The workflow is how we make the multi-step billing path durable. It calculates the uninvoiced usage slice, generates an invoice, attempts payment with the active provider, marks success or leaves the invoice open, blocks or unblocks customer overage state when needed, and reconciles subscription periods and cache afterwards.
That path is exactly the kind of thing Workflows are good at. It has multiple steps, it can fail halfway through, provider APIs are slow and flaky, retries need to be durable, and the business logic should survive process restarts.
If we had left that as a plain background function or an in-request promise chain, it would have been much harder to reason about failure modes.
Here is the architecture in a second diagram:
That keeps the core API honest: entitlement checks stay responsive, billing work becomes durable, and failures become visible and retryable.

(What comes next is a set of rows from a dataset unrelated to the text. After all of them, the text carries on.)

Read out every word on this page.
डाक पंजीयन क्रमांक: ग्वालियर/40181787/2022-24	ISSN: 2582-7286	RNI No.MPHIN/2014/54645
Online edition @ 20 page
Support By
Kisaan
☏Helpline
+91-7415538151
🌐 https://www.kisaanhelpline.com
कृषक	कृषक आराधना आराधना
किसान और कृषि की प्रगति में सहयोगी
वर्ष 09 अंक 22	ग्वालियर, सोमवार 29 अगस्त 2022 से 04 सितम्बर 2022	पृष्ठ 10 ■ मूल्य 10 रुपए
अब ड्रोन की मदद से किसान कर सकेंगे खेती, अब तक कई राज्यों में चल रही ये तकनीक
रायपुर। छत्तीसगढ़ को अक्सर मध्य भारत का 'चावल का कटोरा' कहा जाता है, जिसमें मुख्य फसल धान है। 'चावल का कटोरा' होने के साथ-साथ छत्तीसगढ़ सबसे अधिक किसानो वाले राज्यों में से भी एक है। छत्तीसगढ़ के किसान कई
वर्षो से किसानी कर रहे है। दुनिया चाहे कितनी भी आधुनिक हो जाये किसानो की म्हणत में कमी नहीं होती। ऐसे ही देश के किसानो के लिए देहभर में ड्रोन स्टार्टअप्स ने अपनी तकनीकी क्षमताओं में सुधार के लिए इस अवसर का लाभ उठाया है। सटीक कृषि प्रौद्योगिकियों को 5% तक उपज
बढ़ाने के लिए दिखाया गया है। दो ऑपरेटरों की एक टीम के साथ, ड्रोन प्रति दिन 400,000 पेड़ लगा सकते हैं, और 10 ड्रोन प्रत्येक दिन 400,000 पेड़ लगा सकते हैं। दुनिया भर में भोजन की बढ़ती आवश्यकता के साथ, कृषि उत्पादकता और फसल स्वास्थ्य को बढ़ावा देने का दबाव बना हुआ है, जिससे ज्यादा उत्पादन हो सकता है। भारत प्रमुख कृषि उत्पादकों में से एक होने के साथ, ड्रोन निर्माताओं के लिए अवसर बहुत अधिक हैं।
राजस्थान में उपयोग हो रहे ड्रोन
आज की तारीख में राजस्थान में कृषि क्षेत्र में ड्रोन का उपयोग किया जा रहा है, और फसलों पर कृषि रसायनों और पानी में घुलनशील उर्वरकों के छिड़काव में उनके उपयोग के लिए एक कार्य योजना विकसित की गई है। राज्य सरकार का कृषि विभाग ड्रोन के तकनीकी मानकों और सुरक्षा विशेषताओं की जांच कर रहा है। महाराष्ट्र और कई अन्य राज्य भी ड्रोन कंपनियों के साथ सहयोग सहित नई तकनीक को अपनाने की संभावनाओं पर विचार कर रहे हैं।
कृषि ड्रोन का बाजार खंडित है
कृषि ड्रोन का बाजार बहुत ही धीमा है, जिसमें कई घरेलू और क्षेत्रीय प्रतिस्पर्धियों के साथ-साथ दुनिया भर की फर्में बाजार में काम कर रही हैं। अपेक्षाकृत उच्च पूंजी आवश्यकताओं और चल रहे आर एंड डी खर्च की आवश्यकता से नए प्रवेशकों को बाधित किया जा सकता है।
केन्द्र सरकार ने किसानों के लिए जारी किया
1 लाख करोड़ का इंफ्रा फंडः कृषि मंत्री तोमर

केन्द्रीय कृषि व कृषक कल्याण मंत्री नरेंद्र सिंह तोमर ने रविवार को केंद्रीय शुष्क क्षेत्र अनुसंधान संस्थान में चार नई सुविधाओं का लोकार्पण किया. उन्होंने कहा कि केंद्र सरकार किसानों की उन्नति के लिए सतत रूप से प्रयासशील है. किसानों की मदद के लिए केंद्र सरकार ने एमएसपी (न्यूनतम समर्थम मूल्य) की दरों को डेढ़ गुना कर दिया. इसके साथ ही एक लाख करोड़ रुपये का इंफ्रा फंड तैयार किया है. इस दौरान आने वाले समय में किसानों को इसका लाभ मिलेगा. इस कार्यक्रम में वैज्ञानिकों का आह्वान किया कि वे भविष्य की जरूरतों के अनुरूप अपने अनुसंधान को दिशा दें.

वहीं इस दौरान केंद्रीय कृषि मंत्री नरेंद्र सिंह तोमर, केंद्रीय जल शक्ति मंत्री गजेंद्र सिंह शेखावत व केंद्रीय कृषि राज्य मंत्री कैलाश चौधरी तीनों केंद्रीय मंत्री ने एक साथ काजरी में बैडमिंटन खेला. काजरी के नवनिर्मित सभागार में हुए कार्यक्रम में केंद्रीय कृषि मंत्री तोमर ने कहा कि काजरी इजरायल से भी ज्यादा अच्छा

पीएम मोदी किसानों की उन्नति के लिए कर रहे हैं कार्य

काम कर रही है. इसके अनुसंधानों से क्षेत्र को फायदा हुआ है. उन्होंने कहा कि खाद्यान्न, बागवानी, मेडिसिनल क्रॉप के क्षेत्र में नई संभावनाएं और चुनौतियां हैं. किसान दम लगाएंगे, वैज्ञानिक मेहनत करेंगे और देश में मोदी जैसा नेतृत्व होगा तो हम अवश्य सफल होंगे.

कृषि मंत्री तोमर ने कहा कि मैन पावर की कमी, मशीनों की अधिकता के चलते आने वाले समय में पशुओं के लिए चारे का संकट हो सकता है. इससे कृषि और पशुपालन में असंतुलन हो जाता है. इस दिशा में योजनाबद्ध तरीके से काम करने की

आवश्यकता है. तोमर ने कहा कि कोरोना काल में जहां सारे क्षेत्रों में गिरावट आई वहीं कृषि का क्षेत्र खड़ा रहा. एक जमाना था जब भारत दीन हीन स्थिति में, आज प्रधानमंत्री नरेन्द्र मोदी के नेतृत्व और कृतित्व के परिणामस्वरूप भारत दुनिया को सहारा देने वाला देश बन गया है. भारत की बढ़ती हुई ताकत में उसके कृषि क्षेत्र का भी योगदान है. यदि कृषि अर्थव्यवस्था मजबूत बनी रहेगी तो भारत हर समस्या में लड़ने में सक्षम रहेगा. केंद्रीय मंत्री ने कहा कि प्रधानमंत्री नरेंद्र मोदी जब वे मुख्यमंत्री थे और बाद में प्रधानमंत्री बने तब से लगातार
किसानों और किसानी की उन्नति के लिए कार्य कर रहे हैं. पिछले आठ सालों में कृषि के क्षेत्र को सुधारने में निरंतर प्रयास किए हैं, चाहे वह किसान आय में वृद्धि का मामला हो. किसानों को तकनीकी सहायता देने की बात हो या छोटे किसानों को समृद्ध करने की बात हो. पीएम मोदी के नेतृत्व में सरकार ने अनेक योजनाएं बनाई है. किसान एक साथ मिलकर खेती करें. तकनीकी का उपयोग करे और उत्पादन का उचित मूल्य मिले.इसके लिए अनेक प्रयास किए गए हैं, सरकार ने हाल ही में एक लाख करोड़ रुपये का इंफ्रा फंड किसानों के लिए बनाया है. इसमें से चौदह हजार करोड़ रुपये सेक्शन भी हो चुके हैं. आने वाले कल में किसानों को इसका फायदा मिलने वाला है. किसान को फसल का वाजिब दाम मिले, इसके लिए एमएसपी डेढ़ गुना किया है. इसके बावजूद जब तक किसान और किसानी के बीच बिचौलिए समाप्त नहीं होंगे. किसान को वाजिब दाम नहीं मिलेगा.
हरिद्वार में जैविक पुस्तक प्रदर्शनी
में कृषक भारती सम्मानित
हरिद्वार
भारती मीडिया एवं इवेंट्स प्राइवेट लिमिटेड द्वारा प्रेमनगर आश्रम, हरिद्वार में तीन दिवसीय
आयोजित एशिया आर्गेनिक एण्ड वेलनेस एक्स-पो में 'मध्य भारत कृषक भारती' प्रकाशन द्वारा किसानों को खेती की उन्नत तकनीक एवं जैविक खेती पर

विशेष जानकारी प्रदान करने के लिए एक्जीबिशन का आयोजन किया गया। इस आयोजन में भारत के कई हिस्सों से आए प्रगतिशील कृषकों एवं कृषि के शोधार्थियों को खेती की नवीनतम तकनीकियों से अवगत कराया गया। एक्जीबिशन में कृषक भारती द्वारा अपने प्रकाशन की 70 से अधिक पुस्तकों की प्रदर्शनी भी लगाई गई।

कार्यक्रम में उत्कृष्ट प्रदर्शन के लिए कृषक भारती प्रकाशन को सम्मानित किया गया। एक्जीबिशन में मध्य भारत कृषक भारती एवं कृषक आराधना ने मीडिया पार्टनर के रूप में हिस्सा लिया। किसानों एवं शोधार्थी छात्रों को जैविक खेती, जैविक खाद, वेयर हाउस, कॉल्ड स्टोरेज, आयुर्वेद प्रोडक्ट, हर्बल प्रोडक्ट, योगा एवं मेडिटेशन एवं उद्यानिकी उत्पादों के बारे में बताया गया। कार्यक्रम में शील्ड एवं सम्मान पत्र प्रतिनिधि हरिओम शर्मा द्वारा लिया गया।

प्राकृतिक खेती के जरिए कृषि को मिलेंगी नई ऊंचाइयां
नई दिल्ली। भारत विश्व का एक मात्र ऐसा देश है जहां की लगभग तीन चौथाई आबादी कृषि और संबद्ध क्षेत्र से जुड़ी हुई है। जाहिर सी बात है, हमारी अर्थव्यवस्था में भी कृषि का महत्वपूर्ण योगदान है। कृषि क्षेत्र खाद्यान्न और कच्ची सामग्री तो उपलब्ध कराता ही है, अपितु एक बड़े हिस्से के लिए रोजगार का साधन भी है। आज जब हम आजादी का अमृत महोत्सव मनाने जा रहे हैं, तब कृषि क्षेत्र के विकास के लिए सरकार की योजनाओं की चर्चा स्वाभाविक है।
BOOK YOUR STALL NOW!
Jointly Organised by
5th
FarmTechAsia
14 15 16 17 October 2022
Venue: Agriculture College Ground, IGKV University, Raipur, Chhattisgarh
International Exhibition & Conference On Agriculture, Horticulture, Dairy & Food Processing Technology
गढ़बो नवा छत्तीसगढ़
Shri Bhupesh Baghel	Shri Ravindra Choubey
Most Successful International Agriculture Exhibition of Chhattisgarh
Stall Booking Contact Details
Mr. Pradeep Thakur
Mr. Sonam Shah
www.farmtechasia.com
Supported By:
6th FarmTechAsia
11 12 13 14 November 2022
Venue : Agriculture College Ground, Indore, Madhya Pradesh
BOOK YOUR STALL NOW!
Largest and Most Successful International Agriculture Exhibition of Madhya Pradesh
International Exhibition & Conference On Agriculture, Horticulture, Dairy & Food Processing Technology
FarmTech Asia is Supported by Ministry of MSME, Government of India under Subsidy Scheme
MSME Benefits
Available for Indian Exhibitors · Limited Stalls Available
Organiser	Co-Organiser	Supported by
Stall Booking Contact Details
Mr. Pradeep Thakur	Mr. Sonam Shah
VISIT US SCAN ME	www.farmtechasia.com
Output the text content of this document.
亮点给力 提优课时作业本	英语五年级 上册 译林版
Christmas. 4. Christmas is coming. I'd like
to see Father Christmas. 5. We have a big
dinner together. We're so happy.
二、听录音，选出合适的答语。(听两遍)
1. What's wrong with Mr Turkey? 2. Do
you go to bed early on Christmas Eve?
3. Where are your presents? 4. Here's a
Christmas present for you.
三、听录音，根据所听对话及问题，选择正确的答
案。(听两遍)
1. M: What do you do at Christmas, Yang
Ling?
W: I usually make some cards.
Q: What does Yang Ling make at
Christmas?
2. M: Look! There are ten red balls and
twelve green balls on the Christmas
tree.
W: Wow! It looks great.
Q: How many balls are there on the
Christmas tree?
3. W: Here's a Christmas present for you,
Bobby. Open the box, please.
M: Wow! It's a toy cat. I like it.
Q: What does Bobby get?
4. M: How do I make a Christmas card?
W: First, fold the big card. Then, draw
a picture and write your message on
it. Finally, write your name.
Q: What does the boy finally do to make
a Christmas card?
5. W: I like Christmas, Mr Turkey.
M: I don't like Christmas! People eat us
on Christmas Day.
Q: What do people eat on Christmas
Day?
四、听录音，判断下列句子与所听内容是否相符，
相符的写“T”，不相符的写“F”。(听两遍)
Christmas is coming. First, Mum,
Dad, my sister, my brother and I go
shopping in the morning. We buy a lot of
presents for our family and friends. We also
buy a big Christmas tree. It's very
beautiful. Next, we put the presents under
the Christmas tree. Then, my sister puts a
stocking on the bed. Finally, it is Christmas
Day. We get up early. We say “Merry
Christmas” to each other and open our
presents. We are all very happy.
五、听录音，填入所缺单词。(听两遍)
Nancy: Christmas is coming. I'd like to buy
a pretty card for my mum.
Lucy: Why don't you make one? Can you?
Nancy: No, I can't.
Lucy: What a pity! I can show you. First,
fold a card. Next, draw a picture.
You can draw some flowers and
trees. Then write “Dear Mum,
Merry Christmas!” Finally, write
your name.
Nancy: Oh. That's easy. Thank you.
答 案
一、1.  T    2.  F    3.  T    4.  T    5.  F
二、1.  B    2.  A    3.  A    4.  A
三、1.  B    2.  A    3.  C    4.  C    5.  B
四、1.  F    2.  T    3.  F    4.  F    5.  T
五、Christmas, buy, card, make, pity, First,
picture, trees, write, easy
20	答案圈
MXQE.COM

The tradeoff: the architecture is better, but the debugging is sharper
I do not want to romanticize this architecture too much. It solved real problems, but it introduced new ones.
When you split the system this way, debugging gets more precise and more annoying at the same time.
A bug now have multiple places to spawn. It might be that the Worker made the wrong access decision, the customer meter had stale config, the usage ledger grouped a billing slice incorrectly, the overage workflow retried against the wrong provider state, or the environment bindings were correct in one deployment and wrong in another.
That is the price of specialization. The system becomes more correct under load, but less hand-waveable.
The upside is that the boundaries become explicit. When something goes wrong, we can usually ask a better question: was the access decision wrong, was the metered state wrong, was the invoiceable history wrong, or was the durable billing process wrong?
That is a much better place to debug from than one giant blob of “billing code.”
Those are the decisions that made the Cloudflare architecture work for us.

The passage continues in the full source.